Higher Value, Higher Margin
Hyperion is a more significant acquisition than some of the smaller buys Oracle has made. It is similar to Oracle’s acquisition of Siebel in that Hyperion is a top vendor in a high-growth, high-margin subsector of the software space. Meanwhile, the ERP and database market is very mature.
“While both Oracle and SAP have data analysis tools, most companies find they can justify an investment in tools like Cognos, Hyperion or Business Objects to do more complex reporting, consolidate and analyze data from multiple systems, or streamline financial or other analysis,” Rebecca Wettemann, vice president of Nucleus Research, told CRM Buyer.
Moving Up
This will have an impact in the SAP versus Oracle contest, Russ Cobb, vice president of marketing at SAS, told CRM Buyer.
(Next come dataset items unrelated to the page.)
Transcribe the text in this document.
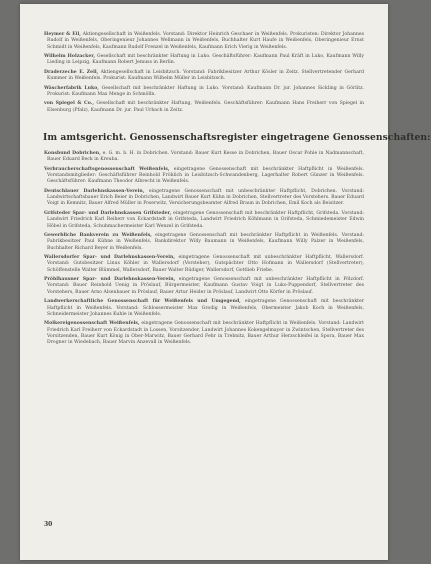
Heymer & Eil, Aktiengesellschaft in Weißenfels. Vorstand: Direktor Heinrich Geschaer in Weißenfels. Prokuristen: Direktor Johannes Rudolf in Weißenfels, Oberingenieur Johannes Wellmann in Weißenfels, Buchhalter Kurt Haufe in Weißenfels, Oberingenieur Ernst Schmidt in Weißenfels, Kaufmann Rudolf Frenzel in Weißenfels, Kaufmann Erich Vierig in Weißenfels.
Wilhelm Holzacker, Gesellschaft mit beschränkter Haftung in Luko. Geschäftsführer: Kaufmann Paul Kräft in Luko, Kaufmann Willy Lieding in Leipzig, Kaufmann Robert Jemuss in Berlin.
Draderzeche E. Zell, Aktiengesellschaft in Leisbitzsch. Vorstand: Fabrikbesitzer Arthur Kösler in Zeitz. Stellvertretender Gerhard Kummer in Weißenfels. Prokurist: Kaufmann Wilhelm Müller in Leisbitzsch.
Wäscherfabrik Luko, Gesellschaft mit beschränkter Haftung in Luko. Vorstand: Kaufmann Dr. jur. Johannes Sickling in Görlitz. Prokurist: Kaufmann Max Menge in Schmölln.
von Spiegel & Co., Gesellschaft mit beschränkter Haftung, Weißenfels. Geschäftsführer: Kaufmann Hans Freiherr von Spiegel in Elsenburg (Pfalz), Kaufmann Dr. jur. Paul Urbach in Zeitz.
Im amtsgericht. Genossenschaftsregister eingetragene Genossenschaften:
Konsbund Dobrichen, e. G. m. b. H. in Dobrichen. Vorstand: Bauer Kurt Kesse in Dobrichen, Bauer Oscar Pohle in Nadmannschaft, Bauer Eduard Beck in Kreuba.
Verbraucherschaftsgenossenschaft Weißenfels, eingetragene Genossenschaft mit beschränkter Haftpflicht in Weißenfels. Vorstandsmitglieder: Geschäftsführer Reinhold Fröhlich in Leisbitzsch-Schwandenberg, Lagerhalter Robert Günzer in Weißenfels. Geschäftsführer: Kaufmann Theodor Albrecht in Weißenfels.
Deutschlauer Darlehnskassen-Verein, eingetragene Genossenschaft mit unbeschränkter Haftpflicht, Dobrichen. Vorstand: Landwirtschaftsbauer Erich Beier in Dobrichen, Landwirt Bauer Kurt Kühn in Dobrichen, Stellvertreter des Vorstehers. Bauer Eduard Voigt in Kemnitz, Bauer Alfred Müller in Poserwitz, Versicherungsbeamter Alfred Braun in Dobrichen, Emil Koch als Beisitzer.
Grifsteder Spar- und Darlehnskassen Grifsteder, eingetragene Genossenschaft mit beschränkter Haftpflicht, Grifsteda. Vorstand: Landwirt Friedrich Karl Reiherr von Eckardstadt in Grifsteda, Landwirt Friedrich Köhlmann in Grifsteda, Schmiedemeister Edwin Höbel in Grifsteda, Schuhmachermeister Karl Wenzel in Grifsteda.
Gewerbliche Bankverein zu Weißenfels, eingetragene Genossenschaft mit beschränkter Haftpflicht in Weißenfels. Vorstand: Fabrikbesitzer Paul Kühne in Weißenfels, Bankdirektor Willy Baumann in Weißenfels, Kaufmann Willy Palzer in Weißenfels, Buchhalter Richard Beyer in Weißenfels.
Wallersdorfer Spar- und Darlehnskassen-Verein, eingetragene Genossenschaft mit unbeschränkter Haftpflicht, Wallersdorf. Vorstand: Gutsbesitzer Linus Köhler in Wallersdorf (Vorsteher), Gutspächter Otto Hofmann in Wallersdorf (Stellvertreter), Schöffenstelle Walter Blümmel, Wallersdorf, Bauer Walter Rüdiger, Wallersdorf, Gottlieb Friebe.
Pröblhausner Spar- und Darlehnskassen-Verein, eingetragene Genossenschaft mit unbeschränkter Haftpflicht in Pölzdorf. Vorstand: Bauer Reinhold Uenig in Pröslauf, Bürgermeister, Kaufmann Gustav Voigt in Luko-Puppendorf, Stellvertreter des Vorstehers, Bauer Arno Alsenbauer in Pröslauf, Bauer Artur Heider in Pröslauf, Landwirt Otto Körfer in Pröslauf.
Landwerkerschaftliche Genossenschaft für Weißenfels und Umgegend, eingetragene Genossenschaft mit beschränkter Haftpflicht in Weißenfels. Vorstand: Schlossermeister Max Grodig in Weißenfels, Obermeister Jakob Koch in Weißenfels, Schneidermeister Johannes Kuhle in Weißenfels.
Molkereigenossenschaft Weißenfels, eingetragene Genossenschaft mit beschränkter Haftpflicht in Weißenfels. Vorstand: Landwirt Friedrich Karl Freiherr von Eckardstadt in Lossen, Vorsitzender, Landwirt Johannes Kokengelmayer in Zwintschen, Stellvertreter des Vorsitzenden, Bauer Kurt König in Ober-Marwitz, Bauer Gerhard Fehr in Trebnitz, Bauer Arthur Herzschleifel in Spora, Bauer Max Drogner in Wiedebach, Bauer Marvin Anzevall in Weißenfels.
30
“Oracle’s acquisition of Hyperion will allow it to move up the value chain in terms of what they are offering to clients relative to SAP, especially with CFOs and other financial service people — Hyperion will definitely give Oracle a leg up on SAP,” he said.
“(SAP’s recently acquired) Pilot Software, however, was a niche acquisition, and doesn’t give SAP any where near the footprint that Hyperion will give Oracle,” Cobb noted.
SAP will indeed face intensified competition once Oracle has digested its latest vendor, Wettemann added.
“This gives Oracle one of the best-of-breed BI suites, while SAP continues to subsist on its existing ERP-focused data analysis tools,” she stated.